The exhibition also has the merit of telling the visitor about everyday aspects of life in that period, such as crafts and trade. The theme of trade is addressed with a series of amphorae and coins, highlighting an extremely extensive empire, united in the cultural complexities of different populations, but with a common background, the Mediterranean.Craftsmanship, on the other hand, is exalted with a series of objects that are extraordinary and incredibly elegant even for modern taste: such is the case with the beautiful band bracelet from the Thessaloniki excavations, from the 9th-10th centuries, made of gold and glass, with cloisonné enamel inserts. So are a series of earrings, rings, bracelets and necklaces, some in bronze, others in gold, some of them enriched with enamels.
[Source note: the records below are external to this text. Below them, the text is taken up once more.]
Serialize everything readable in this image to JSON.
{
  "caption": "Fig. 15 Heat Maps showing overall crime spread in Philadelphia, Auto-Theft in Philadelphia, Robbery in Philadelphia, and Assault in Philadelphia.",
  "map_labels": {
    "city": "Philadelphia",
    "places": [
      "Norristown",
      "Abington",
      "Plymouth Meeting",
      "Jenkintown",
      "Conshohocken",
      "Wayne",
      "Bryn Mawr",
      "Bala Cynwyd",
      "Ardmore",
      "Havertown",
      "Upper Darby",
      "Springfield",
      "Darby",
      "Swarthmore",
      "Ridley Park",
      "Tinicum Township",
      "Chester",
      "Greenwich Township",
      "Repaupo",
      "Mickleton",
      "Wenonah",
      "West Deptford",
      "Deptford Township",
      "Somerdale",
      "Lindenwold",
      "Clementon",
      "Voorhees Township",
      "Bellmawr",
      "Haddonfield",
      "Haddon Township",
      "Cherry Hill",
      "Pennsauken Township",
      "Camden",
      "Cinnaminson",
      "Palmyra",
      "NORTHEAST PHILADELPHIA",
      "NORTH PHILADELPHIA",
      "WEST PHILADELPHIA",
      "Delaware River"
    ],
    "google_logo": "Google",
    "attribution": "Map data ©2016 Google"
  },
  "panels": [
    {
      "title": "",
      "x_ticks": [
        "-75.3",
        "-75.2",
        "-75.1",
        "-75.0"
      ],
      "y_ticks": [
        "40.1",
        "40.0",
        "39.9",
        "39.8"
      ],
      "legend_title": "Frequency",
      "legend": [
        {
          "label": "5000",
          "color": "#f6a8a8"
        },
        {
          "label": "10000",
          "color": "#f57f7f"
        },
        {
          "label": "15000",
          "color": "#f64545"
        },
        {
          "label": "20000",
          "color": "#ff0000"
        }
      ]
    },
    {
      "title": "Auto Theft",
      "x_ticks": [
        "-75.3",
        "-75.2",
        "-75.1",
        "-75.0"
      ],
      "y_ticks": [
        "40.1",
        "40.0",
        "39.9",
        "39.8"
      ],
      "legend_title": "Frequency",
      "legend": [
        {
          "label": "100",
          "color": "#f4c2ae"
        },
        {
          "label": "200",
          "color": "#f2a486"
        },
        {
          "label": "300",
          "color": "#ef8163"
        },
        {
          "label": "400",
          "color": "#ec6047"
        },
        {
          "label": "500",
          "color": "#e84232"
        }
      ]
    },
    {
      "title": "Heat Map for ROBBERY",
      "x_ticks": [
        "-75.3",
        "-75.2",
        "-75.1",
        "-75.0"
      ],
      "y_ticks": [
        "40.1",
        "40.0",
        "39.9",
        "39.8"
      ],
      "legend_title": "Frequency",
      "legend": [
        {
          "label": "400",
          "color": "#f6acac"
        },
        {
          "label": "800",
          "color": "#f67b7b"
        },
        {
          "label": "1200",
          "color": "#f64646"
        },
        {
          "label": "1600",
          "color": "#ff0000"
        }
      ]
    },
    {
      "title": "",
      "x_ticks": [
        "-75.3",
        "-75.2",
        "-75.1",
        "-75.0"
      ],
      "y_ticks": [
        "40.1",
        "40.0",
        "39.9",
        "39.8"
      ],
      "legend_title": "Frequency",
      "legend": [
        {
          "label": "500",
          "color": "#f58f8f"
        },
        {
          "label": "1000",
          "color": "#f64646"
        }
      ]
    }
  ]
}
Pieces that remind us of a lifestyle of the time, where art had a special place with architecture and mosaics, but where certainly luxury and a certain sophistication in accessories was not disdained.
This exhibition, thanks to these exhibits, accompanied by exhaustive explanatory panels, on the subjects and themes addressed, represents an effective window on the culture of this complex empire, managing to enhance so many of its many aspects and to promote in the viewer, as any exhibition should do, the desire to delve even deeper into this civilization, so important to our history and that of the Mediterranean. The exhibition ticket entitles visitors to a series of reductions at art venues in the ExtraMann network, at the Teatro Bellini and at the Gallerie d’Italia for the exhibition Artemisia Gentileschi in Naples.